Students of lifesaving course restore J’lem man’s heartbeat

Fourteen and twelve-year-old boys saved a man whose heart had stopped after suddenly suffering from arrythmia.

Two young residents of Jerusalem’s Har Nof neighborhood saved the life of a 45- year-old man last week after his heart stopped beating.
Moishe and Pesach Bagaad, aged 14 and 12, respectively, were being driven to school by their father when they noticed a figure lying on the street surrounded by a crowd of passersby.
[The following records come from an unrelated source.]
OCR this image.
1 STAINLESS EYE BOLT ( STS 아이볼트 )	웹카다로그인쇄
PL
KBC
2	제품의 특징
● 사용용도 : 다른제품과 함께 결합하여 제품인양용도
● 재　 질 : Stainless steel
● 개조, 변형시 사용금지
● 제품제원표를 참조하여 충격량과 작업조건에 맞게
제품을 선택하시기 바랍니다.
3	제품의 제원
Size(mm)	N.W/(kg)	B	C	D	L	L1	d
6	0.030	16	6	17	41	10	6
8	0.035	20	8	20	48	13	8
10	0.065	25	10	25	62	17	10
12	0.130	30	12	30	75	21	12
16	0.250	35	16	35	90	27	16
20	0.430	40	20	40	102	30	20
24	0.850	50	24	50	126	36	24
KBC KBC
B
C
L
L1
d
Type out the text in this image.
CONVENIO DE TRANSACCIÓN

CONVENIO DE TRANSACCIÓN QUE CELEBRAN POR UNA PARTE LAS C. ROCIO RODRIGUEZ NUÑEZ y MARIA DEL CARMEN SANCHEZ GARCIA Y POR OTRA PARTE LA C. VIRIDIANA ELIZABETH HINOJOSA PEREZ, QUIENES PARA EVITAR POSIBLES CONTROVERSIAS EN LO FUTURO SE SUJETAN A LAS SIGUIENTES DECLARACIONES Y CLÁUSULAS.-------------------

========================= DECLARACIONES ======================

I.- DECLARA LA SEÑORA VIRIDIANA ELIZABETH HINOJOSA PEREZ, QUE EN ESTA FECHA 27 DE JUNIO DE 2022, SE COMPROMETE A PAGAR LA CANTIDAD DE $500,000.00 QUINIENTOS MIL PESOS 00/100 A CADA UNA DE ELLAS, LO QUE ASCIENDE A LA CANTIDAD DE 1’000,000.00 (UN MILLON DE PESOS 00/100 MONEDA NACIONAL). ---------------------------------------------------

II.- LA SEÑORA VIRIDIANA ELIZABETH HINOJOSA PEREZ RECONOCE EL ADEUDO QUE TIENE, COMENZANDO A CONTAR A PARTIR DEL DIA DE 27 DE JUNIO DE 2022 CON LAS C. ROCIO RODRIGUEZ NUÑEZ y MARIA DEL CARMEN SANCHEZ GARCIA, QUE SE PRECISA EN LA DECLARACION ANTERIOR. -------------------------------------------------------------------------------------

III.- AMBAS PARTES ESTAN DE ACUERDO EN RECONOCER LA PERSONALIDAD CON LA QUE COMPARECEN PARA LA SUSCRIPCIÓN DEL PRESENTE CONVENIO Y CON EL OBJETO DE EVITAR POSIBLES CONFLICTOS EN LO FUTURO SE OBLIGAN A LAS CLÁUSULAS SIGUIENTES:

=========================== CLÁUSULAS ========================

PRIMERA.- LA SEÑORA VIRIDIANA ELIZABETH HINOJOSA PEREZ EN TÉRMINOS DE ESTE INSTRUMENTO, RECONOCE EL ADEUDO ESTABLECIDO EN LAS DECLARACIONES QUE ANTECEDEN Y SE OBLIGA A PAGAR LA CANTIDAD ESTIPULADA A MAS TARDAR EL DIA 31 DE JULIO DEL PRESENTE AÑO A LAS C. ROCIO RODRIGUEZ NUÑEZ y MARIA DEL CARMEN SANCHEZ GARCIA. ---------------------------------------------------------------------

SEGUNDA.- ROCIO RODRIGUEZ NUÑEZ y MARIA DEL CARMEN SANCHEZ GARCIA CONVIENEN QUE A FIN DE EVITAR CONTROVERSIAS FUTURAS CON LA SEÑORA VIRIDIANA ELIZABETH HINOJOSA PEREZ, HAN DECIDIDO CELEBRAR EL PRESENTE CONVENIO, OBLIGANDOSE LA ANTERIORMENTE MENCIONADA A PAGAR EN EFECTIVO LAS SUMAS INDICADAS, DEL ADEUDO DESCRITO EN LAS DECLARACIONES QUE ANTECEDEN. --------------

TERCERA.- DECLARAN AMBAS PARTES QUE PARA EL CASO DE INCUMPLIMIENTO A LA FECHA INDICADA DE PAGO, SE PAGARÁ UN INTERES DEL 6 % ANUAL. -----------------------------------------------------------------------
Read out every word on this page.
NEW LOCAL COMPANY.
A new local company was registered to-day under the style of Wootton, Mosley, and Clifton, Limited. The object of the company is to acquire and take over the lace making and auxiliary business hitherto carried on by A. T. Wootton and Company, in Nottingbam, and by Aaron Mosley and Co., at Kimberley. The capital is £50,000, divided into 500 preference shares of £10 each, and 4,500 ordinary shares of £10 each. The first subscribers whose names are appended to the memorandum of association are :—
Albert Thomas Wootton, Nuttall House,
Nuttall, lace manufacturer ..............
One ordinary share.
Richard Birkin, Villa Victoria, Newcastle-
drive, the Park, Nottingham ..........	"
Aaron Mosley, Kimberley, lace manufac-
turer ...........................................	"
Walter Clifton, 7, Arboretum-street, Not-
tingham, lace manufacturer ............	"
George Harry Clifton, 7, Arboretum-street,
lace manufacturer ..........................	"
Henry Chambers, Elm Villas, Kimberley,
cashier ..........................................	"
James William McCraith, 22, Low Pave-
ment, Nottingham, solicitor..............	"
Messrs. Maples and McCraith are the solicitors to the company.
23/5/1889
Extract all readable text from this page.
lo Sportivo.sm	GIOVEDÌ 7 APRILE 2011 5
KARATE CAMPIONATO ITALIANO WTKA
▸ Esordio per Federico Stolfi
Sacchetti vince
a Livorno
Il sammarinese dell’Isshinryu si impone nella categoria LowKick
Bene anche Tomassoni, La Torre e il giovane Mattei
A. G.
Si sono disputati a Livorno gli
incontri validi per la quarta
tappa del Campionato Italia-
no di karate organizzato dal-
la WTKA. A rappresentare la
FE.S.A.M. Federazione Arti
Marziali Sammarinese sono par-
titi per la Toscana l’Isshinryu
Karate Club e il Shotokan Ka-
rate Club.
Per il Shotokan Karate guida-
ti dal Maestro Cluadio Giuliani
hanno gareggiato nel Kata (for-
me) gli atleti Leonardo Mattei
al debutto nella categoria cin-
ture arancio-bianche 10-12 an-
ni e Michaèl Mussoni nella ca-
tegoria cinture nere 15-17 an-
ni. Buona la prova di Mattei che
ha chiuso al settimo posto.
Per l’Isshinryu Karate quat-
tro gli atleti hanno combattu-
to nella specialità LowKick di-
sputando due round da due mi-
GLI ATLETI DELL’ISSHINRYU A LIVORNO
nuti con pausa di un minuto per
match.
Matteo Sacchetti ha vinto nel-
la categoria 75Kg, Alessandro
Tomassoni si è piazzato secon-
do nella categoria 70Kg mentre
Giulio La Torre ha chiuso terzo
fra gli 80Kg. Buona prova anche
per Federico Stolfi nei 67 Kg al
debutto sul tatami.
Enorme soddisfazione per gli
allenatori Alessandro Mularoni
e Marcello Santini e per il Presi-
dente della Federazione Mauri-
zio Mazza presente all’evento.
It turned out that the man had suddenly suffered arrythmia, and his heart had stopped due to electrical failure.
The boys told their father – who had not been taught first aid – to stop the car.
They rushed to the scene and called for an ambulance while giving chest compressions.
One of them grabbed his father’s cellphone and gave a concise and accurate account of the incident to the dispatcher.
The two were doing exactly as they had been taught by United Hatzalah paramedic Ya’acov Ehrlich, a respected volunteer in the neighborhood.
Ehrlich was nearby in his own car about 200 meters away and joined the fight for the man’s life with chest compressions. A passing physician also worked on the patient.
When the ambulance arrived, the driver asked the children to step aside. But Ehrlich explained to the ambulance medic that they were the ones doing the lifesaving.
The patient, whose heart began beating again, was taken to Hadassah-University Medical Center, and the boys went to visit him later. He was deeply grateful for what they had done.
Ehrlich, who also visited the hospital, noted that these two pupils had saved lives before. In 2008, when a terrorist plowed his black BMW into a crowd of soldiers, one of the pupils had applied a tourniquet and a pressure bandage to two severely wounded soldiers.
This week’s incident, however, was the first time he had watched his pupils in action.
“I give them an A+,” Ehrlich said in the hospital.